In a statement that calls to mind the dreaded ‘vote of confidence’ for a struggling football manager, South West Water (SWW) - which supplies Devon and Cornwall, as well as parts of Somerset and Dorset - has said it is confident it will not need to impose water restrictions later in the summer. This - it points out - despite March being the driest in south-west England for more than 50 years. They explained that river levels were as low as they were before the 1976 drought set in, but added the company had pumped millions of litres into reservoirs to top them up. In Devon, the level of Roadford reservoir is down to 77%, compared with 94% last year. Burrator reservoir is 25% down on this time in 2010. SWW said the region had about a third of the usual levels of March rainfall and that, halfway through April, there had only been 10% of the normal rainfall.
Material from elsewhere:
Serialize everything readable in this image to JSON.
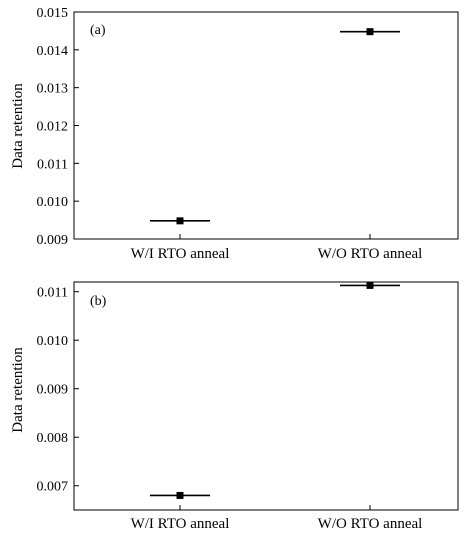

And it not just the water companies who are watching hopefully for some clouds on the horizon. Jeremy Oatey, who farms on the Rame Peninsula in south-east Cornwall, told the BBC. “If the weather continues like this into May, I think it will become very worrying,” he said. “It's been dry through most of March and April and there's no sign of any change.” Commenting on the situation, SWW communications manager Chris Mills said: “We prioritise the use of water resources. Sometimes we use the river water when it's available, and then we switch priority to reservoirs later on.” He added: "We now have two more reservoirs - Park and Stannon in Cornwall. We have also upgraded our distribution network so it is easier to move water around the region. Also leakage has been reduced by 60% since 1989 and we have improved the efficiency of our works so we use less water in our treatment processes.” Mr Mills ended by saying “We'd like to emphasise that we are confident this will be our 15th consecutive year without water restrictions.”
So the official line is not to worry, as there are no plans for water restrictions in the pipeline. However you can’t help wondering if pointing out that something shouldn’t happen is a not so subtle way of warning us that it just might. Anyway it seems that the great gardening public are taking no chances. Among the items enjoying a surge in sales in gardening centres across the land are water butts and watering cans.